Students at all levels will find this a valuable insight into Russell’s thought on religion.


Political Ideals
by Bertrand Russell

‘Political Ideals’ was written during the upheaval of World War One. It is, in many ways, a statement, of Russell’s beliefs, a declaration of the ideas that influenced his thinking on the major events of the 20th century. In this sense, it is essential reading for every student of this great philosopher.

The Scientific Outlook
by Bertrand Russell

‘A scientific opinion is one which there is some reason to believe is true; an unscientific opinion is one which is held for some reason other than its probable truth.’ – Bertrand Russell
One of Russell’s most important books, this early classic on science illuminates his thinking on the promise and threat of scientific progress. Russell considers three questions fundamental to an understanding of science: the nature and scope of scientific knowledge, the increased power over nature that science affords, and the changes in the lives of human beings that result from new forms of science. With customary wit and clarity, Russell offers brilliant discussions of many major scientific figures, including Aristotle, Galileo, Newton and Darwin.
With a new introduciton by David Papineau, King’s College, London.

Why I Am Not a Christian
by Bertrand Russell

“Devastating in its use of cold logic,” (The Independent), the classic essay collection that expresses the freethinker’s views to religion and challenges set notions in today’s society from one of the most influential intellectual figures of the twentieth century.

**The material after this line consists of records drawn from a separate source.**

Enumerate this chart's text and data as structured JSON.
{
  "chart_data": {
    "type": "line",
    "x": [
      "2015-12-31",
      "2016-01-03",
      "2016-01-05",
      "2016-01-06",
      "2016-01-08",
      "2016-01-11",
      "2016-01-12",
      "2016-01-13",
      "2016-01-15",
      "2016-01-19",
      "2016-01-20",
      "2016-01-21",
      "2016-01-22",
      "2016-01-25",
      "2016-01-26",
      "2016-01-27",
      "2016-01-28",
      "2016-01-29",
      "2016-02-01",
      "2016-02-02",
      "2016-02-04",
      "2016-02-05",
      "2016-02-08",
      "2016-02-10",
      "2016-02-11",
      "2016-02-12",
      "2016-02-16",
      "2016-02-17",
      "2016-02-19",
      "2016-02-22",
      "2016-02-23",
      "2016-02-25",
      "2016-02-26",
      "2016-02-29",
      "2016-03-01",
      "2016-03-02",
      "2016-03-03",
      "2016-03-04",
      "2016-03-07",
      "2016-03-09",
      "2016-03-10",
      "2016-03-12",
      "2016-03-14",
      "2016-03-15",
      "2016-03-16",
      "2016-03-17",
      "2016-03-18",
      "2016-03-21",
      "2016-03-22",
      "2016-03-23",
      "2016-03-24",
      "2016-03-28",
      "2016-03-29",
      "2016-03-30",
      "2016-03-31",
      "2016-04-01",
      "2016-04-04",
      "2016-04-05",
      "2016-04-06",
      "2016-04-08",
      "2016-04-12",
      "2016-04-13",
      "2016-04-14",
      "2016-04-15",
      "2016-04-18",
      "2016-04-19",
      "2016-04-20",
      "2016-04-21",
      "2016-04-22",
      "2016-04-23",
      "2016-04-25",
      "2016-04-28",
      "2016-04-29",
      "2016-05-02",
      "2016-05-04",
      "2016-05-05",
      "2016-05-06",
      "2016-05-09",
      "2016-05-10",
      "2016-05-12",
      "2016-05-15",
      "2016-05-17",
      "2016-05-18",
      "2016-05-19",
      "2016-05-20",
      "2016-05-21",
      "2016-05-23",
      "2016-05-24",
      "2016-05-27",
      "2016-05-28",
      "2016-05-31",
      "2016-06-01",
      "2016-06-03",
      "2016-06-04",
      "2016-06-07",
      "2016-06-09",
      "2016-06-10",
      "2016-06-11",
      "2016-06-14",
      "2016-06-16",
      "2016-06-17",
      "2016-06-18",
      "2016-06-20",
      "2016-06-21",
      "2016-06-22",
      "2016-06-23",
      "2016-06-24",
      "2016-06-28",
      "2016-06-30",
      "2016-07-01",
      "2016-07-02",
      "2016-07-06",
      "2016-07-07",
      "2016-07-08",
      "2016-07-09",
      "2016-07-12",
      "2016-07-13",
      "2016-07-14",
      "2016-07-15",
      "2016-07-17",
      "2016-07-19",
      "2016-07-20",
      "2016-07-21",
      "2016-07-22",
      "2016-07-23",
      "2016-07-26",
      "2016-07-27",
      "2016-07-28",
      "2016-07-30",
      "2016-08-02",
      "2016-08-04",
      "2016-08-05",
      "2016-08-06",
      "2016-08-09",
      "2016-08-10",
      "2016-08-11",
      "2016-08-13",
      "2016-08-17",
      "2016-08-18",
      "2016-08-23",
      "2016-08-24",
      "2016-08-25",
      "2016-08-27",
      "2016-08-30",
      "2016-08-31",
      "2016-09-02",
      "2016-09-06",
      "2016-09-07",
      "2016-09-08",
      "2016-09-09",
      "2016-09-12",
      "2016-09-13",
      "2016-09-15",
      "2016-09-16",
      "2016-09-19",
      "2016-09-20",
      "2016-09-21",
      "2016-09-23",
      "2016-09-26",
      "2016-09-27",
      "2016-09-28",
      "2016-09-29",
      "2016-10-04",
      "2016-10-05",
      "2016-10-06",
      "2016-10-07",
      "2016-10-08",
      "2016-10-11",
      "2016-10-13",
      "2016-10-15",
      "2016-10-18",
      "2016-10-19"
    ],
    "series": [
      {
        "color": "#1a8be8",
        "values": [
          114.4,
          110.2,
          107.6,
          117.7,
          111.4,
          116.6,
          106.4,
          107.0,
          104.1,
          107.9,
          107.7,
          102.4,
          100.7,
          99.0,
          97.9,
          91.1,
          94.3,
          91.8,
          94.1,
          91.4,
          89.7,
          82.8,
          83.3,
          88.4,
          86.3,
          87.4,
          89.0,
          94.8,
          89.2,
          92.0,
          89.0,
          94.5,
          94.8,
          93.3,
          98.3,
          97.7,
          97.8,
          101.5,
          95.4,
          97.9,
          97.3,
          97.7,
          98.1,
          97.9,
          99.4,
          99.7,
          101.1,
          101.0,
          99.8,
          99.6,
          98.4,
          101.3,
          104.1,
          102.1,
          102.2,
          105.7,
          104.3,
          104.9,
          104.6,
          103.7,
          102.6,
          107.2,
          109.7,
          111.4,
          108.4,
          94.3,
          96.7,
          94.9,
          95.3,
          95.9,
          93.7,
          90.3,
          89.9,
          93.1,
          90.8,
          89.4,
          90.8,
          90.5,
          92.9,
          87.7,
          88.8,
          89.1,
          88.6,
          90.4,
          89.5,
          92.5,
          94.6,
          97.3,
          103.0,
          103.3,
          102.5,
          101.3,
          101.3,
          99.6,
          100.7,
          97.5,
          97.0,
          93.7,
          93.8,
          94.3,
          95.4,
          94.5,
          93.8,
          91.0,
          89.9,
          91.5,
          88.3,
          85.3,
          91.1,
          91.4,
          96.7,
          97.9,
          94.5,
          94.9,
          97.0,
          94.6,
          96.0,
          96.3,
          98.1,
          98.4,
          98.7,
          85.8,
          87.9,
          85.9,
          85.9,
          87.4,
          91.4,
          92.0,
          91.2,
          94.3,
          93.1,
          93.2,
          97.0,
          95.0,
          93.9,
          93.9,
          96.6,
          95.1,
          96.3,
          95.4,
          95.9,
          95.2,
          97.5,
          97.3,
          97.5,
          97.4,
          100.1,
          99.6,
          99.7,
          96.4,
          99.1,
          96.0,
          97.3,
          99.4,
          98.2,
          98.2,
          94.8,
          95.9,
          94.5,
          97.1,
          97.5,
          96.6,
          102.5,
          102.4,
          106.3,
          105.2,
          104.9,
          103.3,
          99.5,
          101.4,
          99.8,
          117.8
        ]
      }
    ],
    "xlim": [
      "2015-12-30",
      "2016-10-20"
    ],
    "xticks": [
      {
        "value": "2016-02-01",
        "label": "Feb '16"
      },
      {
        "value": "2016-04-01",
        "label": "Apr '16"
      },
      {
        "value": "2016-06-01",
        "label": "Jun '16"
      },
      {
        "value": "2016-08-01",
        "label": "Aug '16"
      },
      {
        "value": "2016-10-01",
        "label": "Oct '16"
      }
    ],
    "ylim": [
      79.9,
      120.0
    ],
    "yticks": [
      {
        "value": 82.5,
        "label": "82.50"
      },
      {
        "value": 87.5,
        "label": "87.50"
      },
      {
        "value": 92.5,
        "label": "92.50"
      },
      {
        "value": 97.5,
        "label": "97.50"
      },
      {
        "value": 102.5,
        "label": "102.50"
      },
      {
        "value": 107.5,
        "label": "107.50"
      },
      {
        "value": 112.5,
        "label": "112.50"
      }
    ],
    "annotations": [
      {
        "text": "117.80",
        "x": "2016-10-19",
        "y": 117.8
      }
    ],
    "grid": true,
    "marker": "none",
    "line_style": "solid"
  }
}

Dedicated as few men have been to the life of reason, Bertrand Russell has always been concerned with the basic questions to which religion also addresses itself—questions about man’s place in the universe and the nature of the good life, questions that involve life after death, morality, freedom, education, and sexual ethics. He brings to his treatment of these questions the same courage, scrupulous logic, and lofty wisdom for which his other work as philosopher, writer, and teacher has been famous. These qualities make the essays included in this book perhaps the most graceful and moving presentation of the freethinker’s position since the days of Hume and Voltaire.

“I am as firmly convinced that religions do harm as I am that they are untrue,” Russell declares in his Preface, and his reasoned opposition to any system or dogma which he feels may shackle man’s mind runs through all the essays in this book, whether they were written as early as 1899 or as late as 1954.

The book has been edited, with Lord Russell’s full approval and cooperation, by Professor Paul Edwards of the Philosophy Department of New York University. In an Appendix, Professor Edwards contributes a full account of the highly controversial “Bertrand Russell Case” of 1940, in which Russell was judicially declared “unfit” to teach philosophy at the College of the City of New York.

Whether the reader shares or rejects Bertrand Russell’s views, he will find this book an invigorating challenge to set notions, a masterly statement of a philosophical position, and a pure joy to read.